City Walk – Civil Lines, North Delhi & Gurugram
[Text and photo by Mayank Austen Soofi]
It is the balmiest of places. It is the balmiest of places. It is called Civil Lines. It is called Civil Lines. It is in north Delhi. It is further south, in Gurugram. The all-knowing Wikipedia describes Civil Lines as “the residential neighbourhoods developed during the British Raj for its senior civilian officers like Divisional commissioner and District magistrate.” Here’a brief account of a smog-soaked wintertime walk in both the aforementioned Lines, lined with bungalows and trees. Indeed, to stand under these roadside arbors and purposelessly watch the slow-moving cyclists on the road lulls the senses—as if you have finally orbited out from the worldly loop of WhatsApp alerts and instagram reels.
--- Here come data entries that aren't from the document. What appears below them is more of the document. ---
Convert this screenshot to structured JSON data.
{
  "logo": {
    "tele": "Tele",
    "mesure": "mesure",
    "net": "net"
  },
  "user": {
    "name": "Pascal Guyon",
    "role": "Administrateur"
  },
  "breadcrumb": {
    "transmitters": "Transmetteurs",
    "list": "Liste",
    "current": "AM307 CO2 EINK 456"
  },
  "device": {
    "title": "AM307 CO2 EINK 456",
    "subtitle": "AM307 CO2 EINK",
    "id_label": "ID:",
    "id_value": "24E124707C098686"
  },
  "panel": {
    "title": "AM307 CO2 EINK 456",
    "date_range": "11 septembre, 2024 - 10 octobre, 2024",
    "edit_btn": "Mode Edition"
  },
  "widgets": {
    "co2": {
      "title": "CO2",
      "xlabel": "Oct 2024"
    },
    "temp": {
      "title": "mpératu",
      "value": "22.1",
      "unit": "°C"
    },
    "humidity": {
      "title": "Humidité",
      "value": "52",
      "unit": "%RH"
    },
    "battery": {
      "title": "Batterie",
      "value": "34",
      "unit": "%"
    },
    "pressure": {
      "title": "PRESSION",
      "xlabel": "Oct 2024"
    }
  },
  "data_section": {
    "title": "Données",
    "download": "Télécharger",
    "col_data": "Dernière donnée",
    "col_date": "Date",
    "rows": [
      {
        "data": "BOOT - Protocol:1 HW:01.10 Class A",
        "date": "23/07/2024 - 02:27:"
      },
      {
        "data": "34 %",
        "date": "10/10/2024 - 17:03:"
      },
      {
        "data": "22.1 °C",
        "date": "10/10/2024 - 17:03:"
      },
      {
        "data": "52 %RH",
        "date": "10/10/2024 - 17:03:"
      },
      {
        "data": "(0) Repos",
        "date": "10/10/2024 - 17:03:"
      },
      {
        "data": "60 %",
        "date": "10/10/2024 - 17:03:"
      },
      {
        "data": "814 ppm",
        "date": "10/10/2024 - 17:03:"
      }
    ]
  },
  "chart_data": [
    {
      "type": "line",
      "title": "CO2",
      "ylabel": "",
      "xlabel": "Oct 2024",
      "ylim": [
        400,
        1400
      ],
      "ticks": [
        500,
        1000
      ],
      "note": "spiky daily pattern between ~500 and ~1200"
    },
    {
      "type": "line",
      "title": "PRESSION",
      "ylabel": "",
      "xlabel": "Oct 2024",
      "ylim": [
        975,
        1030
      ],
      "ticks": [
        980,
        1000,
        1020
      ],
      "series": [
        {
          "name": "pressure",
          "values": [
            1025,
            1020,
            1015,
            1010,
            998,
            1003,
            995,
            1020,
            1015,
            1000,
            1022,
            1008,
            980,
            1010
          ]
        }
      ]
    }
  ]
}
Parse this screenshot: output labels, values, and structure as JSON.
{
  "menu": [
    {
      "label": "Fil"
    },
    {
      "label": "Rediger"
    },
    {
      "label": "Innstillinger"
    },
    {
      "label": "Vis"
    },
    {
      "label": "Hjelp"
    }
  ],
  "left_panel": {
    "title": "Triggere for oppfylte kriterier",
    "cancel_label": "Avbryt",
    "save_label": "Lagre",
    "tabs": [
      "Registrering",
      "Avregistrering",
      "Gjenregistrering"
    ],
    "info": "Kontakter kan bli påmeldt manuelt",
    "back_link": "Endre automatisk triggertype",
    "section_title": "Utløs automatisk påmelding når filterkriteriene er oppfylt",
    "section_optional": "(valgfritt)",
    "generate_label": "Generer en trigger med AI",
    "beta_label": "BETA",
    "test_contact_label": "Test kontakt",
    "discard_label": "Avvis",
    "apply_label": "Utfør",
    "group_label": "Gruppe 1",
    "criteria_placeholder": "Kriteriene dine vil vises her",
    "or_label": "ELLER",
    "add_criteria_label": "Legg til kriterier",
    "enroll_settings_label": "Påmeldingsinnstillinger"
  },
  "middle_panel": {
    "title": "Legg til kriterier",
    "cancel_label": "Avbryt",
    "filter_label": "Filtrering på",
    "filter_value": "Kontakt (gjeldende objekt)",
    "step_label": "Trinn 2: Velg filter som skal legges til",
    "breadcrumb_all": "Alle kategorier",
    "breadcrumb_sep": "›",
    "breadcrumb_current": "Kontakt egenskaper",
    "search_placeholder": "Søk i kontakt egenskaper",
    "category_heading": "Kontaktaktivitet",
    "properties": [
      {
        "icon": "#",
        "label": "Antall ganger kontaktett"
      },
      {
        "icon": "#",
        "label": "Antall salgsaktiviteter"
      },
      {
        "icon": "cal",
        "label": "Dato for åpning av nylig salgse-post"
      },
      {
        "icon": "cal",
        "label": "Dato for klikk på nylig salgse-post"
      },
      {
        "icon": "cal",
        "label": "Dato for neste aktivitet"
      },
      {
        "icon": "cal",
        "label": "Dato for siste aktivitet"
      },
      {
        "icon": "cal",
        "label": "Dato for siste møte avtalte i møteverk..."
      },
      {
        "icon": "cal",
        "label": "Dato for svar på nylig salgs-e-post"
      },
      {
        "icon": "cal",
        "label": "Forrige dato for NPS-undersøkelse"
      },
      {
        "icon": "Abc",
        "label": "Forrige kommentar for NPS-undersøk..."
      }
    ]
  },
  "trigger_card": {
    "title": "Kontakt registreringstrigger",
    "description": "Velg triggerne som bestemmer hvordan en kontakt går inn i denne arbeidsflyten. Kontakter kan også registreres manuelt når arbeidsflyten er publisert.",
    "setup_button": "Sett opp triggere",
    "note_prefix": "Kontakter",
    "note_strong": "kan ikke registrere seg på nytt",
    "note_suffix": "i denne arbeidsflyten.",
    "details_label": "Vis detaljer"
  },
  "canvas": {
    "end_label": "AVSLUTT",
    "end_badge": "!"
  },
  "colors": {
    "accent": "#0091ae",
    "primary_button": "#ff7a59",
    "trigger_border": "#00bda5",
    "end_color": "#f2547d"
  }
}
This walk starts from the underground Civil Lines Metro station and stretches out to a luxury hotel nearby. The station’s exit numbered 3 is planted outside a white colonnade that houses The Exchange Stores, established in 1934. Connaught Place’s legendary Wenger’s Cake Shop had opened here initially. The walk’s dramatic sights include stuff as exciting as green grass peeking out of pavement cracks, silent street dogs curled into semi-circles, and occasional street food sellers quietly serving aloo parathe to their quiet patrons. A matar-kulche stall provides the free comfort of a broken wicker sofa mended with sheets of plywood. One of the side-alleys is particularly unusual. It is bestowed with three side-by-side signages bearing the alley’s name of Sri Ram—in green, blue and yellow respectively, see photo. Elsewhere, the surrounding bungalows are gated, secretive, and as aloof from the public world outside as only unimaginable privilege can be. Soon, you reach the imposing gates to a “heritage” hotel “since 1903.”
Start the walk from the British-built Church of Epiphany. The pathway is lined with longstanding bungalows. One of these has weedy wild bushes growing on the roof. Soon you reach the Swatantrata Senani Zila Parishad Hall; this building has tall windows with coloured panes. A corner of the compound is dedicated to a tower inscribed with the names of area’s soldiers martyred in the various wars. The memorial is bordered by frangipani trees. End the walk with chai at a pavement stall, outside a red bungalow, managed by a friendly couple. (Warning: sometimes leaves of the adjacent neem tree fall into the chai.) You might also like to treat yourself to the tasty famous chhole bhathure at the aptly named Civil Line Walla.